My Joy: a powerful cinematic exploration of post-Soviet traumatic memory

Traumatic memory is central to the latest film by Ukrainian director Sergei Loznitsa, My Joy (Schast'e moe). The film tells the darkly picaresque story of a flour deliveryman who, on a journey through rural Russia, encounters petty corruption, theft and violence. While clues such as the uniforms of the militia indicate that the film is set in Russia, it could take place almost anywhere in the rural, post-Soviet sphere. On his own website Loznitsa suggests that this is important to the film, saying ‘it is connected with the degradation and dying out of the space that speaks in the language of Platonov’s The Foundation Pit’. The local, rural dialects that form one aspect of Platonov’s language, and the culture they represent, are certainly strongly present in the film, although deeper affinities can also be found in its narrative ambiguity, journey structure and Dostoevsky-like examination of human baseness, cruelty and morality. What is most striking about the film, however, is its attitude to the past, or more specifically, how past traumas persist in the present.

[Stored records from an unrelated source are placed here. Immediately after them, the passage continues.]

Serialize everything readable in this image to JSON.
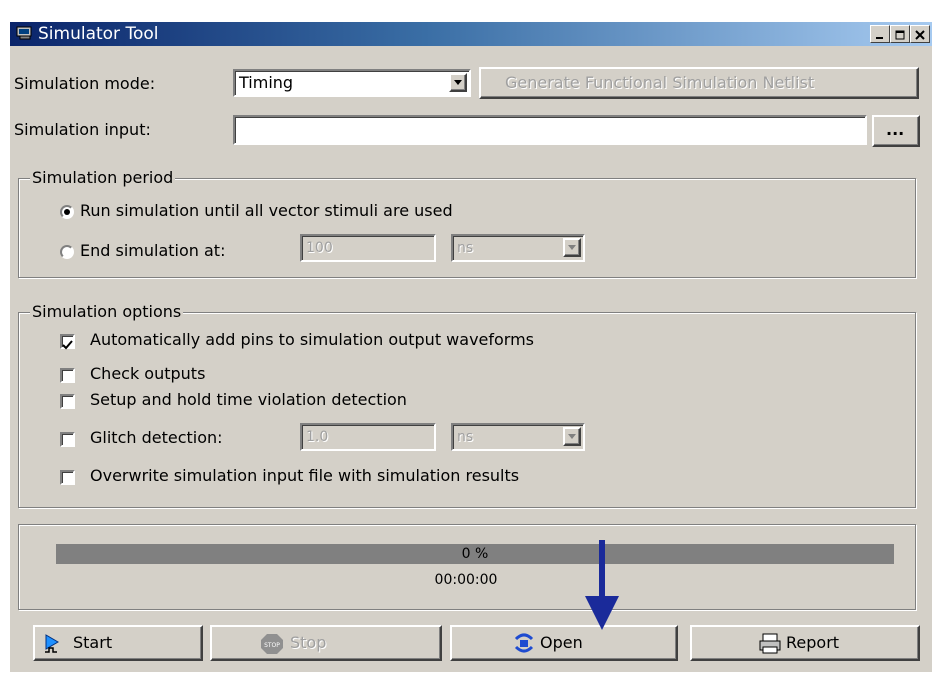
{
  "window": {
    "title": "Simulator Tool"
  },
  "mode": {
    "label": "Simulation mode:",
    "value": "Timing",
    "netlist_button": "Generate Functional Simulation Netlist"
  },
  "input": {
    "label": "Simulation input:",
    "value": "",
    "browse": "..."
  },
  "period": {
    "title": "Simulation period",
    "run_label": "Run simulation until all vector stimuli are used",
    "end_label": "End simulation at:",
    "end_value": "100",
    "end_unit": "ns"
  },
  "options": {
    "title": "Simulation options",
    "auto_pins": "Automatically add pins to simulation output waveforms",
    "check_outputs": "Check outputs",
    "setup_hold": "Setup and hold time violation detection",
    "glitch": "Glitch detection:",
    "glitch_value": "1.0",
    "glitch_unit": "ns",
    "overwrite": "Overwrite simulation input file with simulation results"
  },
  "progress": {
    "percent_text": "0 %",
    "percent": 0,
    "time": "00:00:00"
  },
  "buttons": {
    "start": "Start",
    "stop": "Stop",
    "open": "Open",
    "report": "Report"
  },
  "colors": {
    "face": "#d4d0c8",
    "title_start": "#0a246a",
    "title_end": "#a6caf0",
    "progress": "#808080",
    "arrow": "#1a2a9a"
  }
}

The film opens in a light, almost humorous mood, but gradually descends into something altogether darker and more disturbing, as the petty incidences of violence begin to increase in seriousness. The main narrative is interspersed with flashbacks to World War II that relate to the backgrounds of several of the characters. It gradually becomes clear that the film is drawing a parallel between the random violence and brutal struggle for survival of the war and the ills of present day post-Soviet society, in which Darwinian laws seem to apply in a savage and primitive way, and in which any sense of morality is lost. Thus one of a gang of opportunistic petty thieves has been mute since his father was brutally murdered by Soviet soldiers in his own home; similarly an old man recounts how he murdered a Red Army officer who had stolen presents that he had looted from Berlin for his fiancée; the same man is later willing to pose as a relative of a dead officer and sign for his body in order to steal his coat. In another sequence, an old man dressed in a ragged uniform and Soviet medals stumbles along a country road muttering and laughing as he recounts piling bodies into a mass grave. His response to being asked for directions is to strike out viciously with his stick.


This intertwining of the past and the present makes the explicit suggestion that the memories of the extreme violence of the twentieth century are still strong in post-Soviet psyche and society. On more than one occasion, a character makes a statement along the lines of ‘all sorts of things happened here, but no-one talks about them’. My Joy attempts to do this talking. The resultant portrait of contemporary post-Soviet society is grim and unforgiving, and leaves little hope for redemption – even the likeable main character turns into a mute murderer at the film’s bloody close, unable to express himself other than through brutality. The transformation of the film's main character makes a powerful statement about the endemic nature of violence and lack of morality in post-trauma societies. The only reservation that could be made, perhaps, is that the film neglects a basic recognition of the poverty and difficult living conditions that also lie underneath the violence and corruption that are shown. Nevertheless, despite this skating over of some of the socio-economic nuances of the society it explores, My Joy remains a powerful examination of how traumatic memories live and fester in the societies that bear them.